Less moving parts and a renewed operational focus will drive a rerating of shares
Over the next 2-4 years, I expect AT&T to focus on its operating performance and using its free cash flow to improve its balance sheet. In my view, the company should be able to achieve free cash flow per share of $3.00 within a few years (after 2023). If the shares haven’t rerated by then, management will be in a good position to repurchase shares which will be very accretive for shareholders.
What to do with the WBD shares? Well as you can tell from the analysis above, the new Warner Bros Discovery will be extremely cheap as well. Whether you keep WBD shares must depend on what you think of the future of the company. For the reasons I touched on earlier, I believe that core AT&T is a cheaper, better business than the new Warner Bros./Discovery.

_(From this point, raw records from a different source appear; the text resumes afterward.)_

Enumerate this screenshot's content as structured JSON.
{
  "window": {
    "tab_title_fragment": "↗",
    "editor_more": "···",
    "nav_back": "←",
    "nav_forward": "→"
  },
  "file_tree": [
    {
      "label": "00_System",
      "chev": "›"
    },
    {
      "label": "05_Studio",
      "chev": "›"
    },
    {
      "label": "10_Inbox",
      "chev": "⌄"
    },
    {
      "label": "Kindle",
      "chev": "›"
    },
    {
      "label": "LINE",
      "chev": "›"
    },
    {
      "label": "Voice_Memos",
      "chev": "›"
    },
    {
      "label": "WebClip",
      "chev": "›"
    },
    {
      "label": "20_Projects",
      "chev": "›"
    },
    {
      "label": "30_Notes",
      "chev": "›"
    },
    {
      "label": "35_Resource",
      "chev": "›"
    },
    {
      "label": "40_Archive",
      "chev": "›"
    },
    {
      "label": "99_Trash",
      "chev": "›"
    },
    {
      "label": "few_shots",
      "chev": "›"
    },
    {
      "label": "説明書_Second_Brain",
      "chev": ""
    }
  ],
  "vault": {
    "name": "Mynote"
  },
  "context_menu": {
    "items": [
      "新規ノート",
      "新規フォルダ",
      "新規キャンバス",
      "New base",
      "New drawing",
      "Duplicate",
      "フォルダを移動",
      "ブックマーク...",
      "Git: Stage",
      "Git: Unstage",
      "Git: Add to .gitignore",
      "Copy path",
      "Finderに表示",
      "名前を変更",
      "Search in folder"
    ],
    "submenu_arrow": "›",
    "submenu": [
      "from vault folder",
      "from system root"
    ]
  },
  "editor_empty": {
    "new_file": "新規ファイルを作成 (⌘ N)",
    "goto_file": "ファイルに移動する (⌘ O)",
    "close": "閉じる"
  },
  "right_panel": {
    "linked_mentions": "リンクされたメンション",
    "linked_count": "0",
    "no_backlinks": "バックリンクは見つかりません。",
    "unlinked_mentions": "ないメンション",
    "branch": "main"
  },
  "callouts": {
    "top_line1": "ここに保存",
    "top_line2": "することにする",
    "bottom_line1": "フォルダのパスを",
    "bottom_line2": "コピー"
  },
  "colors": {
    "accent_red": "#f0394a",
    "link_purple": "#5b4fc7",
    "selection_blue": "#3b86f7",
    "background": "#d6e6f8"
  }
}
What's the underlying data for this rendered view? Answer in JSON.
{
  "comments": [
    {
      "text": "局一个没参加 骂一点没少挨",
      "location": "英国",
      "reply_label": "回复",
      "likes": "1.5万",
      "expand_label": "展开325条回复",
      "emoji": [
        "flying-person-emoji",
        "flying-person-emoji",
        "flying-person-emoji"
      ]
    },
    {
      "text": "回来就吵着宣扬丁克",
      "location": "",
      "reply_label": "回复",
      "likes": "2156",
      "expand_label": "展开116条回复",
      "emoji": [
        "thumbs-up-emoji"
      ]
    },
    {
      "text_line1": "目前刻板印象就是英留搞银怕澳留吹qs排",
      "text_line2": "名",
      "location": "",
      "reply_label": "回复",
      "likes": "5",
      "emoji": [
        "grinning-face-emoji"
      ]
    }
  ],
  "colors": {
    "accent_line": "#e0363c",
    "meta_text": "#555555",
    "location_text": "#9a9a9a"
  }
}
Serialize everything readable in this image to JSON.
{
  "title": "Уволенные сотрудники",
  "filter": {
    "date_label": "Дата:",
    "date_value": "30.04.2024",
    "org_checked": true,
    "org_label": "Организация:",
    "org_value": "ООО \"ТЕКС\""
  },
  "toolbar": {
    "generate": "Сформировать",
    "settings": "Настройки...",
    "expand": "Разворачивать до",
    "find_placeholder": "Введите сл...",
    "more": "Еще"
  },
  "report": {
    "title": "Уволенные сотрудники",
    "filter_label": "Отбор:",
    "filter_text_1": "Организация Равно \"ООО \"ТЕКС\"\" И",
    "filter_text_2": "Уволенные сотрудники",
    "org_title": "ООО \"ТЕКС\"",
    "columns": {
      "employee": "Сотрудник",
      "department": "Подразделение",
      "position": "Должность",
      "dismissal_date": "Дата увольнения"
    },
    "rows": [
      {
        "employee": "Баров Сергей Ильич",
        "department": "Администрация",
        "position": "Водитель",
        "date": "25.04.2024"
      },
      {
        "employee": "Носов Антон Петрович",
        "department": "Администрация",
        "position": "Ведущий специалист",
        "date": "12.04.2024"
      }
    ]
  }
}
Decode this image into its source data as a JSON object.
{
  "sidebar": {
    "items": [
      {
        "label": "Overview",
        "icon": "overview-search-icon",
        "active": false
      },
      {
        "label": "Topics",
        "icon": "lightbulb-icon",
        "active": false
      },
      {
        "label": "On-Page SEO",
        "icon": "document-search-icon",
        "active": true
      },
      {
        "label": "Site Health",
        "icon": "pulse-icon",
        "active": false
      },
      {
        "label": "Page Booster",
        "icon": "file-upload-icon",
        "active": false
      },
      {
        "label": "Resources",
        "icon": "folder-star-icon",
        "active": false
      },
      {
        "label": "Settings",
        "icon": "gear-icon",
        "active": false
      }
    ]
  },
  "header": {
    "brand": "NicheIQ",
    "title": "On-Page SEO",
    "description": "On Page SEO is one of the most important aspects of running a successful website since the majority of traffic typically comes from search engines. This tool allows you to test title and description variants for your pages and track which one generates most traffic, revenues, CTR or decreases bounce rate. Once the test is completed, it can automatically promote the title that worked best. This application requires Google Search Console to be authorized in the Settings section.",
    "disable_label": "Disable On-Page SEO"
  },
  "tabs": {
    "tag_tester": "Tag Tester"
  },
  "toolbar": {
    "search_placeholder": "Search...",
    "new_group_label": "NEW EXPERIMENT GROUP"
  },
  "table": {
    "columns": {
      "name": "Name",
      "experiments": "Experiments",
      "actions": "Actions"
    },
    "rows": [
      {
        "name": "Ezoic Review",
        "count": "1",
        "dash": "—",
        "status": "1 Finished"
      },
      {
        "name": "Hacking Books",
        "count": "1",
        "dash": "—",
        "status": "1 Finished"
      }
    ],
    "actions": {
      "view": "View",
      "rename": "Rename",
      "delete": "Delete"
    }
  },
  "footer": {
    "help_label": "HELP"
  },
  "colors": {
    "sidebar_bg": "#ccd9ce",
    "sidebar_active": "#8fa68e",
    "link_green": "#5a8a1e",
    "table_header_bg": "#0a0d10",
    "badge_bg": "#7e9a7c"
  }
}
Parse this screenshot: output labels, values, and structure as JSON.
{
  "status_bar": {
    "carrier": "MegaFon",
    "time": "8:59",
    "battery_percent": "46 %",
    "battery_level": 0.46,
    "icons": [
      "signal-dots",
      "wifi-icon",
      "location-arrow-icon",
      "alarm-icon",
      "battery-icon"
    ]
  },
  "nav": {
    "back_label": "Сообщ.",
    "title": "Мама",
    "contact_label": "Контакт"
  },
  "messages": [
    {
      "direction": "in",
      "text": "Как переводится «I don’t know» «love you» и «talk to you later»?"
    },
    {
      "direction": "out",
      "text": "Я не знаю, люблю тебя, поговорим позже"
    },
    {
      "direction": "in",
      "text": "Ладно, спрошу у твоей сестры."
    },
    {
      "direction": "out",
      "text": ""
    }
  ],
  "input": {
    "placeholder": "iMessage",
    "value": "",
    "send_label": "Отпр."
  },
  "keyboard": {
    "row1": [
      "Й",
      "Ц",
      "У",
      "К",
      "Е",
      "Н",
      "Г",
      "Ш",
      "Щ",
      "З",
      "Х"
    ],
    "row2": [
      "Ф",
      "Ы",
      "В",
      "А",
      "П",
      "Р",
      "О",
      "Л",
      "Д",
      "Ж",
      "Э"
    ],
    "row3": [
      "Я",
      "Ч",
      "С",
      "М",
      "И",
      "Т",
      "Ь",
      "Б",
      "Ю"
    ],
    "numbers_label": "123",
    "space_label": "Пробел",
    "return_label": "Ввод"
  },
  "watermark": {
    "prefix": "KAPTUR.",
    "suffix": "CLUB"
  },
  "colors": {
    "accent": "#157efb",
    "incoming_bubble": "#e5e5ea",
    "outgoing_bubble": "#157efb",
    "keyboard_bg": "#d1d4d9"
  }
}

On the other hand, there are several opportunities for WBD management to improve operations. One compelling opportunity they have will be to put together a compelling streaming bundle and market it internationally. Warner Bros. has been prohibited from this by carriage contracts they have with overseas distributors. As those contracts end, this is a significant opportunity. Looking further they might turnaround the collapsing CNN. Or they might start to make better movies around the valuable properties of the DC Universe. If the company put together some operating momentum and if it was rerated to Netflix type multiples of 6x EV/Revenue, then WBD could trade at $75 per share.
Basically, the new AT&T will be a safe, undervalued telecommunications company. The new Warner/Discovery will be a riskier play but with more potential upside.
Regardless of what you decide to do, after 20 years of stagnation, the future of AT&T shares finally looks bright.